Obama, Merkel disagree on spying issues

President Barack Obama and visiting German Chancellor Angela Merkel acknowledged Friday that differences remain between their governments on surveillance programs in the aftermath of disclosures by classified leaker Edward Snowden.

Obama told reporters at a joint news conference at the White House that "we're not perfectly aligned," noting the United States has no "blanket no-spy agreement" with any country, including close allies.

Germany and other friendly countries complained when Snowden's disclosures last year revealed U.S. surveillance of foreign leaders as well as screening of foreign phone calls and Internet contacts in investigating terrorist ties.

The Obama administration responded that all countries conduct surveillance on each other, but the President also has ordered changes in U.S. programs.

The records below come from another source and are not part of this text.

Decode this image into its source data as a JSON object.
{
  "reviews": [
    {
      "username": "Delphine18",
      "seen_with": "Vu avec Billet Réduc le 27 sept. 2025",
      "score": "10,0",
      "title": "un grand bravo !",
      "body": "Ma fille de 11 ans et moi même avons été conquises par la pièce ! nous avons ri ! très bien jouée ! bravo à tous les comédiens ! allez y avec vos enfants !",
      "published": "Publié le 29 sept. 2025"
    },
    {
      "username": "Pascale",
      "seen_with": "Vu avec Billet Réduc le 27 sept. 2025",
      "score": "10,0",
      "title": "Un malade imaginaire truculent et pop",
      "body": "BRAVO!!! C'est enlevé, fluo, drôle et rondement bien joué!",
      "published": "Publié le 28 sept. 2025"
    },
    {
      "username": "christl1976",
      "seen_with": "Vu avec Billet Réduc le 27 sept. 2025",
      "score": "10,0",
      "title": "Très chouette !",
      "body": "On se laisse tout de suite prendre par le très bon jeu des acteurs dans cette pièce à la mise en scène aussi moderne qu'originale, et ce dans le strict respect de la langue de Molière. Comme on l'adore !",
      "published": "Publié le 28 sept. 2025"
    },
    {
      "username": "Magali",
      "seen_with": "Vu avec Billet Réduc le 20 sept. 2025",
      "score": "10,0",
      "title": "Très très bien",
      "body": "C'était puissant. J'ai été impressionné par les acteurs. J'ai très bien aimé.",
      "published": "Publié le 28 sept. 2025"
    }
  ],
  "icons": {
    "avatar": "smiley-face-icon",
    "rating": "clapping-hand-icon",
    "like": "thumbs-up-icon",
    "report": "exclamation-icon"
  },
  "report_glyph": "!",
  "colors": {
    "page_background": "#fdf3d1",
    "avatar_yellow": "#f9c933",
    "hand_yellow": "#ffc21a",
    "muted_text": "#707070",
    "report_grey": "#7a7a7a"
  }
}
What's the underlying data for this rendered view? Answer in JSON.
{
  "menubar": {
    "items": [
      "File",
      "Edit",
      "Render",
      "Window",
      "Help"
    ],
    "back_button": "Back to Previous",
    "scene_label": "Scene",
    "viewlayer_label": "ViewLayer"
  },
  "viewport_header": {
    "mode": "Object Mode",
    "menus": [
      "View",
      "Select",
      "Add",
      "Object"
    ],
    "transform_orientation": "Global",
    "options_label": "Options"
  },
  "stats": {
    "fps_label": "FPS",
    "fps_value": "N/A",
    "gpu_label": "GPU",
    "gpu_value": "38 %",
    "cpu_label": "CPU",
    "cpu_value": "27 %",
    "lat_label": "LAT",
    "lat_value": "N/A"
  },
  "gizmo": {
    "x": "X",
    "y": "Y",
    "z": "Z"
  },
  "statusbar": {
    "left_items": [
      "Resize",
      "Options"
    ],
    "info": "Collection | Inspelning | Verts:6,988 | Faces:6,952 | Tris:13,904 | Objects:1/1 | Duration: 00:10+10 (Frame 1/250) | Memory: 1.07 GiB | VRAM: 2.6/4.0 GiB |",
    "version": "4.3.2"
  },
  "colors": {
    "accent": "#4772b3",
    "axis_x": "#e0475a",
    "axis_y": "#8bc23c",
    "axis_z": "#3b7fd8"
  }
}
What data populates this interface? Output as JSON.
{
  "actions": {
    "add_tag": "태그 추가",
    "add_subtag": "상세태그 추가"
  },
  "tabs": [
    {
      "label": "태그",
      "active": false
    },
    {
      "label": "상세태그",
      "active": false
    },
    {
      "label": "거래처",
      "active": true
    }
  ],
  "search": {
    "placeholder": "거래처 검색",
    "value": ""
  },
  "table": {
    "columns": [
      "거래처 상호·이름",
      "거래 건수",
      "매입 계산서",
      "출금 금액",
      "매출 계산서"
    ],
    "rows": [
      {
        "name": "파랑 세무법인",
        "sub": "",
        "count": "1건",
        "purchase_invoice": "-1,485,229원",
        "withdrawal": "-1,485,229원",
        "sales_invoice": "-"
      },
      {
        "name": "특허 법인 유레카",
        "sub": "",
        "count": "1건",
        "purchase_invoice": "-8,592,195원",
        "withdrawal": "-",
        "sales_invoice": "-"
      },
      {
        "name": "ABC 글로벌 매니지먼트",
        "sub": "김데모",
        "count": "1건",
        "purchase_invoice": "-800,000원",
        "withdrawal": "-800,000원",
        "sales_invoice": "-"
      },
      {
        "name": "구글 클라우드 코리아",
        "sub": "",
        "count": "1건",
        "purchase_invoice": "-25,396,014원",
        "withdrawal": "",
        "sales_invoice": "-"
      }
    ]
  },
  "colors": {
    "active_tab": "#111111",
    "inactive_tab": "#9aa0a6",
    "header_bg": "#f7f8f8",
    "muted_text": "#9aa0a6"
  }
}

He said Friday that "it has pained me to see the degree to which" the Snowden disclosures have strained the relationship with Germany, a key ally.

The issue ignited public anger in Europe, including Germany, and Merkel said talks were continuing on reaching agreement on how to proceed.

"There are differences of opinion on what sort of balance to strike between the intensity of surveillance for trying to protect the citizens against threats, and on the other hand, protecting individual privacy and individual freedom .... and that will require further discussion between our two countries in order to overcome these differences of opinion," Merkel said.